Durchs zentraltunesische Bergland mit Zwischenstop in Kairouan geht's weiter nach Südwesten. Sbeitla, eine weitere römische Ausgrabungsstätte liegt am Wegesrand. Kaktushecken liefern sicht- und windgeschützte Nachtlagerplätze.
In Gafsa entdecken wir ein Internet-Cafe! Leider ist es aufgrund technischer Schwierigkeiten gerade nicht möglich, eine E-Mail in die Heimat abzusetzen.
Am Chott el Jerid schnuppern wir erstmals Wüstenatmosphäre. Über 30 Grad, bolzengerade Straße, schier endlose Weite.
Jenseits des Chott werden wir auf der Suche nach dem richtigen Weg von Einheimischen zur Grillparty eingeladen. Mit fortschreitender Stunde und zunehmendem Alkoholspiegel wächst bei manchen auch die Aggressivität, die schließlich fast in einer Messerstecherei, jedenfalls aber in einer Schlägerei endet. Wir halten uns raus und können unbeschadet weiterreisen.
Um die anstehenden Geländestrecken besser bewältigen zu können, beschließen wir, das Auto an der Hinterachse etwas höherzulegen. Die schwere Beladung läßt es ganz schön "durchhängen". Dazu müssen die Federschwerter und -stäbe ausgebaut und gegeneinander verdreht werden. Eine Aktion von etwa zwei Stunden Dauer.
Dann geht's auf Piste!
Mitten in der Halbwüste treffen wir eines Abends eine Gruppe junger Leute, die reichlich ratlos um ihren – nach deutschen Begriffen längst schrottreifen – Peugeot 404 herumstehen. Mein Reisekumpel Borko, der sich beruflich bedingt auch mit anderen Autos gut auskennt, stellt schnell fest, daß ein vor Ort irreparabler Schaden an der Kardanwelle vorliegt.

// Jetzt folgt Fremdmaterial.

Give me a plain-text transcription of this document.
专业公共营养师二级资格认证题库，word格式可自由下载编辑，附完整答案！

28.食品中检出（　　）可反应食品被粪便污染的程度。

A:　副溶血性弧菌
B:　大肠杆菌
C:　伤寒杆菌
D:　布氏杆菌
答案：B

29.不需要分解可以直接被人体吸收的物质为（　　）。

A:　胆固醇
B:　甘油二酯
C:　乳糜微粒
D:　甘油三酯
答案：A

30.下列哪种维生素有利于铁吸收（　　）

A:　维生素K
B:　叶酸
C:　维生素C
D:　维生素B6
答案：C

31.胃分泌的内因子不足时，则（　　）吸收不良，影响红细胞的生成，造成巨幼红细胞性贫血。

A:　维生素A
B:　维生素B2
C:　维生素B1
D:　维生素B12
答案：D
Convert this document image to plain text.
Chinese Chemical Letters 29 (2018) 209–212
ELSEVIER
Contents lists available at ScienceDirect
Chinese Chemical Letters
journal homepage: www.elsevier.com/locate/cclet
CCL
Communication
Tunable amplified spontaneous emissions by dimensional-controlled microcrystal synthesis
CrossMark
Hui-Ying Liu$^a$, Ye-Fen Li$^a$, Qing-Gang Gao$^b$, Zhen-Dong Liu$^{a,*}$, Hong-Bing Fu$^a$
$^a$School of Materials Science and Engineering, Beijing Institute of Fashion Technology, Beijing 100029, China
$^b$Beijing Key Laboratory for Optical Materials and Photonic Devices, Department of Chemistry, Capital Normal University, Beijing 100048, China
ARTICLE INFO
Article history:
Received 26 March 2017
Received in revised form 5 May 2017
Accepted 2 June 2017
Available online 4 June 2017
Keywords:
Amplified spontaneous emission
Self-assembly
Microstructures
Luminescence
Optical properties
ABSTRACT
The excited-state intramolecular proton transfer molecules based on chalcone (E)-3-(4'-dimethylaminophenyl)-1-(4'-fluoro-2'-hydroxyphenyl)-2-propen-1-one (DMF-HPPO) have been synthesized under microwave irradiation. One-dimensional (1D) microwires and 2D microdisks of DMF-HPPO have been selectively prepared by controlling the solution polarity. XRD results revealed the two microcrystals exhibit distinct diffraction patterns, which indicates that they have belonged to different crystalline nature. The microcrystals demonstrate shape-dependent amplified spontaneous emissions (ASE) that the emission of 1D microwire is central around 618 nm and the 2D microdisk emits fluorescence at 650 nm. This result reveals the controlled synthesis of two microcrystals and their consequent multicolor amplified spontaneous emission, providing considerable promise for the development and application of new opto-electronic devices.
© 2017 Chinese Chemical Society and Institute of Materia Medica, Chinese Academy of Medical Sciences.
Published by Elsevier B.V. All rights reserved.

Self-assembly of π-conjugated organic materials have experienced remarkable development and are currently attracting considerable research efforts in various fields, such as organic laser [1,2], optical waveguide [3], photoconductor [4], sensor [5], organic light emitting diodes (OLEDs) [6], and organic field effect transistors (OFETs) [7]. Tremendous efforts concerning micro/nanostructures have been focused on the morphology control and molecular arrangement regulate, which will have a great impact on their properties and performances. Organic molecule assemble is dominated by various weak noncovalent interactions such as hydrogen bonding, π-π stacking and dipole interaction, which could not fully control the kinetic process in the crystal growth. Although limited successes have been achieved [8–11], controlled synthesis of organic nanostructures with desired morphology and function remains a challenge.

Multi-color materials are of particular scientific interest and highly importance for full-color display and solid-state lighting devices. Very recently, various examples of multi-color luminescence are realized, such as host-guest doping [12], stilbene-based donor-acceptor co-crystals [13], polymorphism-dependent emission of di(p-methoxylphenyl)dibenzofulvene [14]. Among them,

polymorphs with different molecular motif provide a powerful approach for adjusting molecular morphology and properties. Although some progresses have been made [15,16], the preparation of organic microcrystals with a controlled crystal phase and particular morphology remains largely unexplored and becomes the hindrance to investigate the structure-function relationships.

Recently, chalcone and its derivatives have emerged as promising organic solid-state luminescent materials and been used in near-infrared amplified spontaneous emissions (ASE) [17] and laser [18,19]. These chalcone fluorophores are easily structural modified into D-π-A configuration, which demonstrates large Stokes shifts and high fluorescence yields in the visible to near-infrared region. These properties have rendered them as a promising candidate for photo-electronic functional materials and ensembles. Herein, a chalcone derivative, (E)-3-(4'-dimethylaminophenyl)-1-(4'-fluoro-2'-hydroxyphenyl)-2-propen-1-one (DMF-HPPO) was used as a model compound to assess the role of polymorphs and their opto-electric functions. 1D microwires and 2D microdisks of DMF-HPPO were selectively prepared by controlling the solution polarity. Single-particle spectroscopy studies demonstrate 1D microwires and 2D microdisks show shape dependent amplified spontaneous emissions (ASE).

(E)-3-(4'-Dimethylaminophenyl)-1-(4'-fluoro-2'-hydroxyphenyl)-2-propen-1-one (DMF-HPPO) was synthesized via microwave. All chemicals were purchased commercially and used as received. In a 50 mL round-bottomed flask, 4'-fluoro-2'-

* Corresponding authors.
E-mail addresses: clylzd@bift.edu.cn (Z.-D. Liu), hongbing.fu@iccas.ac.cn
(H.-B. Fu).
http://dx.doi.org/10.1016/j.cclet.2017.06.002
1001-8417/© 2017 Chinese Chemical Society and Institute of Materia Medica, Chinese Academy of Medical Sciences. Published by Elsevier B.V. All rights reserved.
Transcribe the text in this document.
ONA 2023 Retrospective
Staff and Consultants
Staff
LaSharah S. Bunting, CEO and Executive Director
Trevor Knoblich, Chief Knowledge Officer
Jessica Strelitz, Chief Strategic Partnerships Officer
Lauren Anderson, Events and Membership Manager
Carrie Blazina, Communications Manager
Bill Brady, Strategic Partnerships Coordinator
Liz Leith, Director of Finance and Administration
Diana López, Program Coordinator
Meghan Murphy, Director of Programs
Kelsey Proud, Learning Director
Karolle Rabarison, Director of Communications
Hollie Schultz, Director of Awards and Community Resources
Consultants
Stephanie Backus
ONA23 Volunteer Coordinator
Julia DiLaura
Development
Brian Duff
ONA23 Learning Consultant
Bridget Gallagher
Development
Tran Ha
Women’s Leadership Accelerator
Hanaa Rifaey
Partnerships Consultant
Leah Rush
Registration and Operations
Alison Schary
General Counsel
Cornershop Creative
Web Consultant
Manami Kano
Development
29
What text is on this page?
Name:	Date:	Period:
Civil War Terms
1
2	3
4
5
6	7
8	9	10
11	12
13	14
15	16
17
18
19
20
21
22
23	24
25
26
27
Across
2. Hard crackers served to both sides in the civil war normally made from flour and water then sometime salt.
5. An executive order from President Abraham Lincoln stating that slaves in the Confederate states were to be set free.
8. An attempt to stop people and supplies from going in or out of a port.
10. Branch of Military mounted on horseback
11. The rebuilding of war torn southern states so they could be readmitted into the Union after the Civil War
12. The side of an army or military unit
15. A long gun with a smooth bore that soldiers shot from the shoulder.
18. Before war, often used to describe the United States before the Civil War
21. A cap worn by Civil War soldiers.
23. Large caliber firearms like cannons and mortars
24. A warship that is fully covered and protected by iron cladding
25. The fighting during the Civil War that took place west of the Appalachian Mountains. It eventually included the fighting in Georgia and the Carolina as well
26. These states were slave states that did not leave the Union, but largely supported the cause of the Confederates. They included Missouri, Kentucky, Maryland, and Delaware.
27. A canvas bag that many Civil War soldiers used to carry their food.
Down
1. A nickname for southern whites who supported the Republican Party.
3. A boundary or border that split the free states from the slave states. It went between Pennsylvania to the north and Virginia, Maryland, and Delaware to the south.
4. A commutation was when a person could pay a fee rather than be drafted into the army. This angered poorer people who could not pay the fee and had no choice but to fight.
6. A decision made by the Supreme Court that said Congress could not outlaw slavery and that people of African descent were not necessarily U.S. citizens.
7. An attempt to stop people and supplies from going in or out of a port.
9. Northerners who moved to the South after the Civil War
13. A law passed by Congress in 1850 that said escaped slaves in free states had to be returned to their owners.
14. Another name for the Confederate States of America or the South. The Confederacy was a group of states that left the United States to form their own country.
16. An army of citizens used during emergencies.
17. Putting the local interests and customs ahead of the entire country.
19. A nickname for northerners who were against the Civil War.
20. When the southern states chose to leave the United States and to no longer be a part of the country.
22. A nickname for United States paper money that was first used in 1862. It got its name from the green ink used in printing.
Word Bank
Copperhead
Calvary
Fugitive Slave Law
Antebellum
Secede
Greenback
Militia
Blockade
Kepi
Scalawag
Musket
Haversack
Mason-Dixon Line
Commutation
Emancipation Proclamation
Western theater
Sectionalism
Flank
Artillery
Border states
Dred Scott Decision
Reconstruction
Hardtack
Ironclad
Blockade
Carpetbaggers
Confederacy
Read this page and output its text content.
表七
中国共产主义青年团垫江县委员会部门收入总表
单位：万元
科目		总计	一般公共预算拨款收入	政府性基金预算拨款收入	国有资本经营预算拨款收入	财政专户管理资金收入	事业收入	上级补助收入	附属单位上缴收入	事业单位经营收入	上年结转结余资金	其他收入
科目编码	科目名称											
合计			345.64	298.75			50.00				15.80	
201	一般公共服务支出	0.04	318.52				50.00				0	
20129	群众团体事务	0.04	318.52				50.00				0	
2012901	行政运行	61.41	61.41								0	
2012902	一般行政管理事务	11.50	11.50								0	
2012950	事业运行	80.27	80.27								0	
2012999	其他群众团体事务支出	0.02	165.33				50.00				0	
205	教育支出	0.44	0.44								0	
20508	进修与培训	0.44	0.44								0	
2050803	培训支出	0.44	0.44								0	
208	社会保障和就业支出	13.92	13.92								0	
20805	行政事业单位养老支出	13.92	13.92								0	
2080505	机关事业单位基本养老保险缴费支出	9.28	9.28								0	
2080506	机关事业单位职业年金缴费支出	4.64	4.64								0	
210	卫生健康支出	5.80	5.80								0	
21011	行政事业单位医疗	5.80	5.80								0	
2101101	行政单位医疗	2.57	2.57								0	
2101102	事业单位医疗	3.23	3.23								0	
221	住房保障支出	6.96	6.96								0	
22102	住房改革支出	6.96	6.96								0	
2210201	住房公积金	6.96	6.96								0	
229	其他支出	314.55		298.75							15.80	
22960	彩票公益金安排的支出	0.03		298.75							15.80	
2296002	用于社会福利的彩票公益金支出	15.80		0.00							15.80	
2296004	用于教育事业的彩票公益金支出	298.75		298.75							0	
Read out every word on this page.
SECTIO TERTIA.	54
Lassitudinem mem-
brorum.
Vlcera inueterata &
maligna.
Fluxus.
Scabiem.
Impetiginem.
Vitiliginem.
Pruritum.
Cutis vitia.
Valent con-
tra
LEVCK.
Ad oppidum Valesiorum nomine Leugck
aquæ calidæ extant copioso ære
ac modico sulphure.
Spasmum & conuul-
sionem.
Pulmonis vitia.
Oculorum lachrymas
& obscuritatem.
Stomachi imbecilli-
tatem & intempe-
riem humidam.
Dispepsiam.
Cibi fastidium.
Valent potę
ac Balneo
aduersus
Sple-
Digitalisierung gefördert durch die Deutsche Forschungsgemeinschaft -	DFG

Wir schleppen den betagten Franzosen also rund 30 km über die Piste bis zur nächsten Stadt. Zum Glück für den Besitzer funktionieren die Bremsen, sonst wäre sein Auto womöglich an der verstärkten Kübelwagen-Stoßstange zerschellt.
In Ben Guerdane, wenige Kilometer von Libyen entfernt, bleiben wir zwei Tage bei einer einheimischen Familie. Das Oberhaupt spricht radebrechend deutsch, wir radebrechend arabisch, was zu einem ungewollt humoristischen Sprachen-Mischmasch führt. Das Lieblingswort unseres Gastgebers ist "normalerweis", das er nach Kräften, aber meistens völlig unpassend anwendet. Wir lernen unter anderem das Wort "kifkif", das soviel wie "gleich" oder "egal" bedeutet, und das wir bewußt ebenso häufig und unpassend benutzen.
Die Unordnung und die miserable Arbeitsmoral in dieser Familie gehen uns schließlich so auf die Nerven, daß wir weiterreisen. Tja, deutsche und tunesische Lebensart normalerweis nix kifkif!
Zuvor jedoch nutzen wir die Gelegenheit, um über diese Leute zu günstigem Kurs libysche Dinar zu erwerben, ohne übers Ohr gehauen zu werden.